Views from space reveal huge methane leaks in the US and Asia. They could be easy spots to cut emissions and save money.
- A global map of methane emissions reveals that pipelines release tons of the potent greenhouse gas.
- Satellite images captured large methane plumes from fossil-fuel infrastructure on a daily basis.
A new map of global methane plumes reveals pipelines are spilling far more of the powerful pollutant — possibly twice as much — than countries are reporting.
Methane is a potent greenhouse gas, with a heat-trapping capacity 30 times higher than carbon dioxide, even though it doesn't last as long in the atmosphere. It's one of the main gases driving global warming.
An estimated one-quarter of humans' methane emissions come from extracting coal, oil, and natural gas for fuel.
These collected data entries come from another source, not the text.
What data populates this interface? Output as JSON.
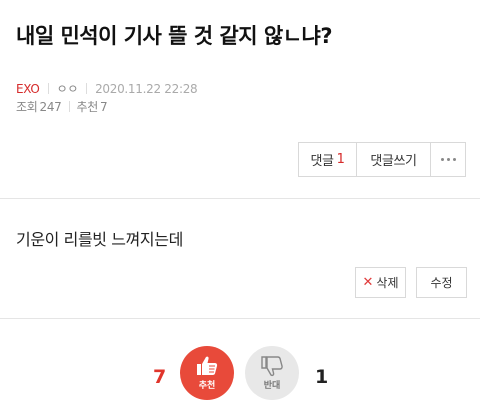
{
  "post": {
    "title": "내일 민석이 기사 뜰 것 같지 않ㄴ냐?",
    "category": "EXO",
    "author": "ㅇㅇ",
    "datetime": "2020.11.22 22:28",
    "views_label": "조회",
    "views": "247",
    "recommend_label": "추천",
    "recommend_count": "7"
  },
  "actions": {
    "comments_label": "댓글",
    "comments_count": "1",
    "write_comment_label": "댓글쓰기",
    "more_icon": "more-dots-icon"
  },
  "content": {
    "body": "기운이 리를빗 느껴지는데"
  },
  "edit": {
    "delete_label": "삭제",
    "delete_mark": "✕",
    "edit_label": "수정"
  },
  "vote": {
    "up_count": "7",
    "up_label": "추천",
    "up_icon": "thumbs-up-icon",
    "up_color": "#e84a3a",
    "down_count": "1",
    "down_label": "반대",
    "down_icon": "thumbs-down-icon",
    "down_color": "#e8e8e8"
  }
}
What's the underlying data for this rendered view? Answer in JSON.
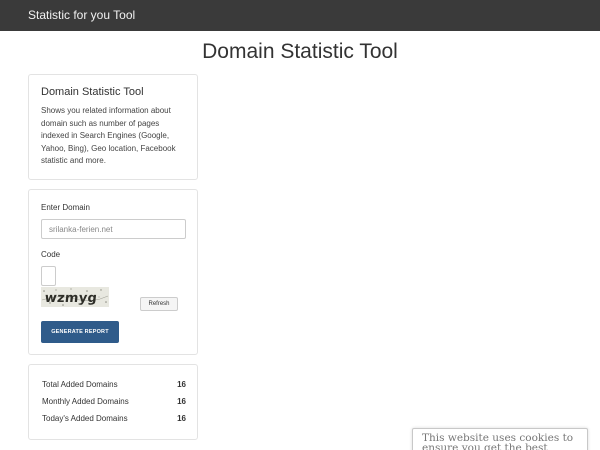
{
  "navbar": {
    "brand": "Statistic for you Tool"
  },
  "page": {
    "title": "Domain Statistic Tool"
  },
  "about": {
    "title": "Domain Statistic Tool",
    "description": "Shows you related information about domain such as number of pages indexed in Search Engines (Google, Yahoo, Bing), Geo location, Facebook statistic and more."
  },
  "form": {
    "domain_label": "Enter Domain",
    "domain_placeholder": "srilanka-ferien.net",
    "code_label": "Code",
    "captcha_text": "wzmyg",
    "refresh_label": "Refresh",
    "generate_label": "GENERATE REPORT",
    "generate_color": "#2f5b8a"
  },
  "stats": [
    {
      "label": "Total Added Domains",
      "value": "16"
    },
    {
      "label": "Monthly Added Domains",
      "value": "16"
    },
    {
      "label": "Today's Added Domains",
      "value": "16"
    }
  ],
  "cookie": {
    "text": "This website uses cookies to ensure you get the best"
  },
  "colors": {
    "navbar": "#3a3a3a",
    "accent": "#2f5b8a"
  }
}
Occasionally, the wells and pipelines that carry that fuel will experience a major leak.
But a new planet-wide map, based on thousands of satellite images, reveals that fossil-fuel operations are secretly leaking far more methane than researchers thought, and they're doing it on a daily basis.
"We didn't realize initially that every day we would find these giant emitters around the globe," Thomas Lauvaux, a researcher studying greenhouse-gas emissions at the French National Centre for Scientific Research (CNRS), who led the mapping effort, told Insider.
"It's leaking everywhere," he added, "and we're not doing a good job."
Lauvaux led an international team of researchers to analyze two years of daily data from Europe's Sentinel-5P satellite, from 2019 through 2020. The view from space revealed 1,800 methane plumes. Most of these hotspots — 1,200 of them, primarily in the US and western Asia — are linked to fossil-fuel extraction operations, like oil and gas pipelines.
"We thought it would happen once in a while, and they were very specific events in specific places, accidental mostly," Lauvaux said, adding, "Not at all. They're very systematic. They come back a lot along the infrastructure: pipelines and compressor stations and wells."
He suspects that many of these methane plumes come from routine maintenance.
"They open the valves, and the methane and natural gas blow out, and in the meantime, they can fix whatever they have to fix," he said.
Lauvaux's team consists of researchers from CNRS, the French Alternative Energies and Atomic Energy Commission (CEA), and the data-analytics company Kayrros. Their study was published in the journal Science on Thursday.
Based on this and a series of prior studies that have measured methane at particular sites, Lauvaux roughly estimates that human activities could be emitting twice as much methane as governments report.
The methane map is 'scary,' but it represents a big opportunity
The methane plumes in the new map have a warming effect on Earth's atmosphere that's comparable to 20 million additional vehicles on the road for one year, according to the study.
"It's a little scary," Lauvaux said, adding, "Very few leaks are responsible for a huge amount of methane."
But it also presents an opportunity: If governments and fossil-fuel companies stop these few major leaks, it will make a big dent in their emissions. It's low-hanging fruit, Lauvaux said, and stopping routine leaks could even save companies money.
In the US, ultra-emitters could save $250 per ton of methane if they eliminate routine leaks, the researchers calculated.
The US, Turkmenistan, Russia, and Iran are some of the biggest culprits on Lauvaux's map. He was surprised to find relatively few methane flares in oil states like Saudi Arabia, Kuwait, and Iraq. He's not sure why — that's a subject for future research.
Still, Lauvaux's team estimated that their map represents just one-tenth of the fossil-fuel industry's total methane emissions. These are just the biggest plumes, releasing more than 25 metric tons of methane per hour. There are surely many smaller plumes that the satellite can't detect.
What's more, Lauvaux had to leave the Permian Basin — a major US gas field — out of his analysis, because the baseline methane levels there were too high to detect individual plumes.
"We have more work to do than we imagine," Lauvaux said, adding, "That's for sure."